Boston’s distinctive geography transformed it from a key British port to a center of political unrest, where residents navigated a growing conflict between liberty and freedom.
Soldiers, civilians, free and enslaved workers, migrants, and many others jostled together in an urban area of just a few square miles. The city’s shape—a peninsula connected to the mainland by a tombolo, or narrow spit of land—created a terrain for both resistance and military strategy that pivoted on key points and routes. This landscape shaped the early events of Revolutionary crisis, from the Boston Massacre in 1770 to the Tea Party in 1773 to the early months of fighting in 1775.

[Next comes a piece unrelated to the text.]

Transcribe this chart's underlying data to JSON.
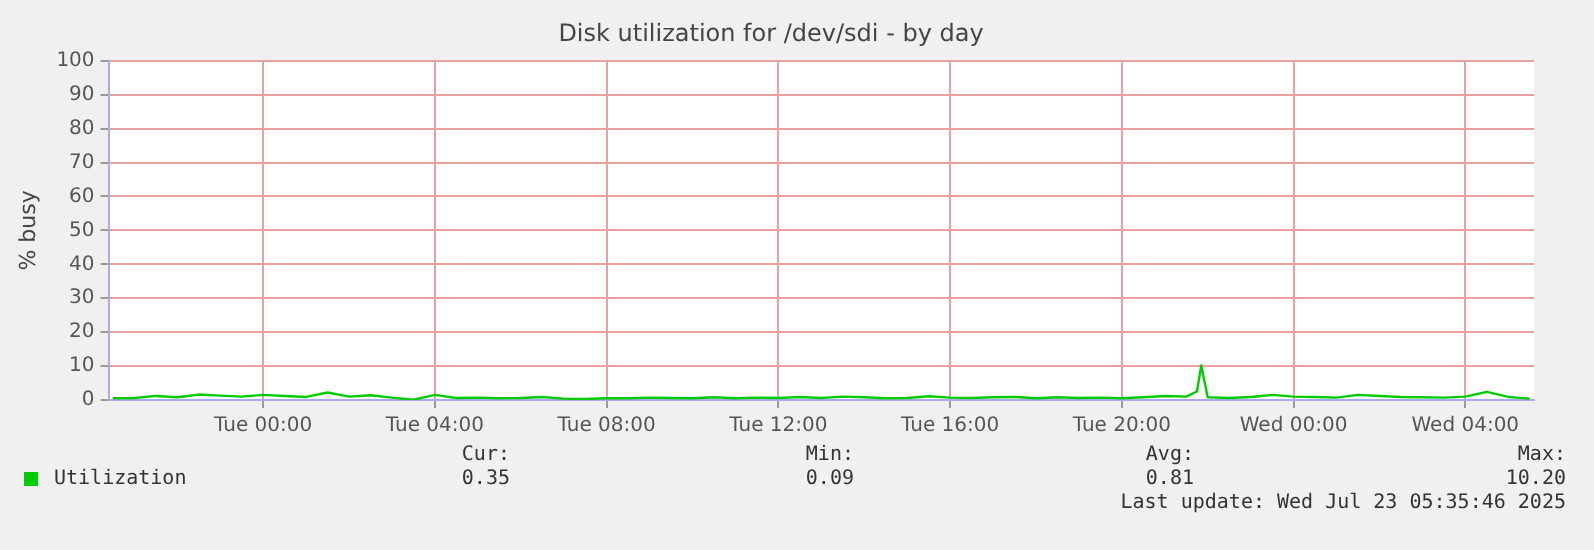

Boston stood out among colonial cities for its resistance to British authority and widespread support for independence. But allegiances during the Revolution rarely fit neatly into one group. Colonists across social classes weighed competing loyalties to family, religion, and occupation, making difficult choices that often changed as the war raged on. Some tried to remain neutral. Others maintained their ties to Britain, preferring British rule to the uncertainties of a new American government. These “Tories,” as rebel Bostonians mockingly called them, came from varied backgrounds.
Meanwhile, Black Bostonians—both free and enslaved—challenged the hypocrisy of slaveholding rebels by pursuing freedom and autonomy through petitions, fugitive self-emancipation, and military service. Maps reveal the city’s connections and vulnerabilities, showing how Boston’s local resistance rippled outward to ignite a continental war.
In 1765, 15,520 people lived in Boston. The composition of the population shifted in October 1768 with the arrival of British troops. Suddenly, 1 in 3 men living in Boston were British soldiers.